Investors must be diligent
For companies like Alphabet, which are investing billions of dollars in AI infrastructure, these AI failures may be easier to manage due to the sheer amount of resources they have. Google is by far the dominant player in search and is gaining market share in the cloud business. However, it ranks third with a market share of about 11%.
Alphabet’s stock price took a big hit recently following news of the glitch, but has since regained all the value it lost. The stock is now trading again at around $178 per share, up about 28% year to date.
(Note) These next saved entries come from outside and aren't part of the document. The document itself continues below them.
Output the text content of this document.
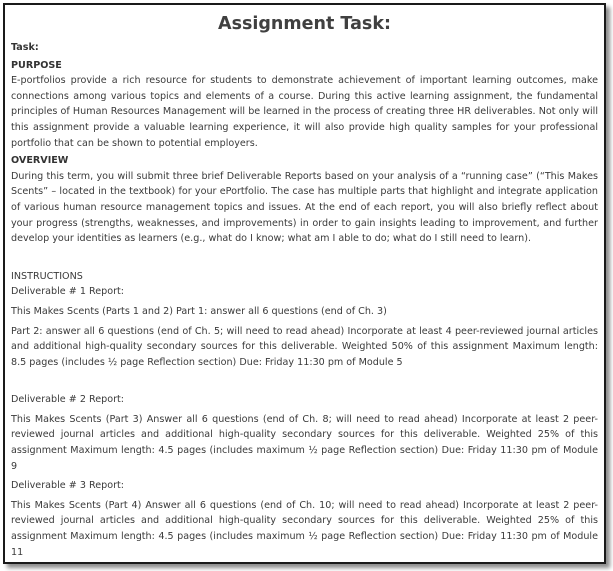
Assignment Task:
Task:
PURPOSE

E-portfolios provide a rich resource for students to demonstrate achievement of important learning outcomes, make connections among various topics and elements of a course. During this active learning assignment, the fundamental principles of Human Resources Management will be learned in the process of creating three HR deliverables. Not only will this assignment provide a valuable learning experience, it will also provide high quality samples for your professional portfolio that can be shown to potential employers.

OVERVIEW

During this term, you will submit three brief Deliverable Reports based on your analysis of a “running case” (“This Makes Scents” – located in the textbook) for your ePortfolio. The case has multiple parts that highlight and integrate application of various human resource management topics and issues. At the end of each report, you will also briefly reflect about your progress (strengths, weaknesses, and improvements) in order to gain insights leading to improvement, and further develop your identities as learners (e.g., what do I know; what am I able to do; what do I still need to learn).

INSTRUCTIONS
Deliverable # 1 Report:

This Makes Scents (Parts 1 and 2) Part 1: answer all 6 questions (end of Ch. 3)

Part 2: answer all 6 questions (end of Ch. 5; will need to read ahead) Incorporate at least 4 peer-reviewed journal articles and additional high-quality secondary sources for this deliverable. Weighted 50% of this assignment Maximum length: 8.5 pages (includes ½ page Reflection section) Due: Friday 11:30 pm of Module 5

Deliverable # 2 Report:

This Makes Scents (Part 3) Answer all 6 questions (end of Ch. 8; will need to read ahead) Incorporate at least 2 peer-reviewed journal articles and additional high-quality secondary sources for this deliverable. Weighted 25% of this assignment Maximum length: 4.5 pages (includes maximum ½ page Reflection section) Due: Friday 11:30 pm of Module 9

Deliverable # 3 Report:

This Makes Scents (Part 4) Answer all 6 questions (end of Ch. 10; will need to read ahead) Incorporate at least 2 peer-reviewed journal articles and additional high-quality secondary sources for this deliverable. Weighted 25% of this assignment Maximum length: 4.5 pages (includes maximum ½ page Reflection section) Due: Friday 11:30 pm of Module 11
Although this episode wasn’t helpful to your brand, we have the resources to make it right. Clearly, the company has a lot of leeway from investors given its market strength.
But that doesn’t mean investors aren’t watching, and the next wave of AI failures could have a cumulative effect that erodes trust. The same margin for error may not be available to less dominant players in their industry.
Therefore, investors in AI stocks should carefully look at mistakes and flaws and companies’ responses to them, and carefully monitor how much they are spending on AI and whether they are taking responsibility for it. Investors should also make sure the company is profitable, or at least moving toward profitability, and try to avoid AI stocks with ridiculously high multiples.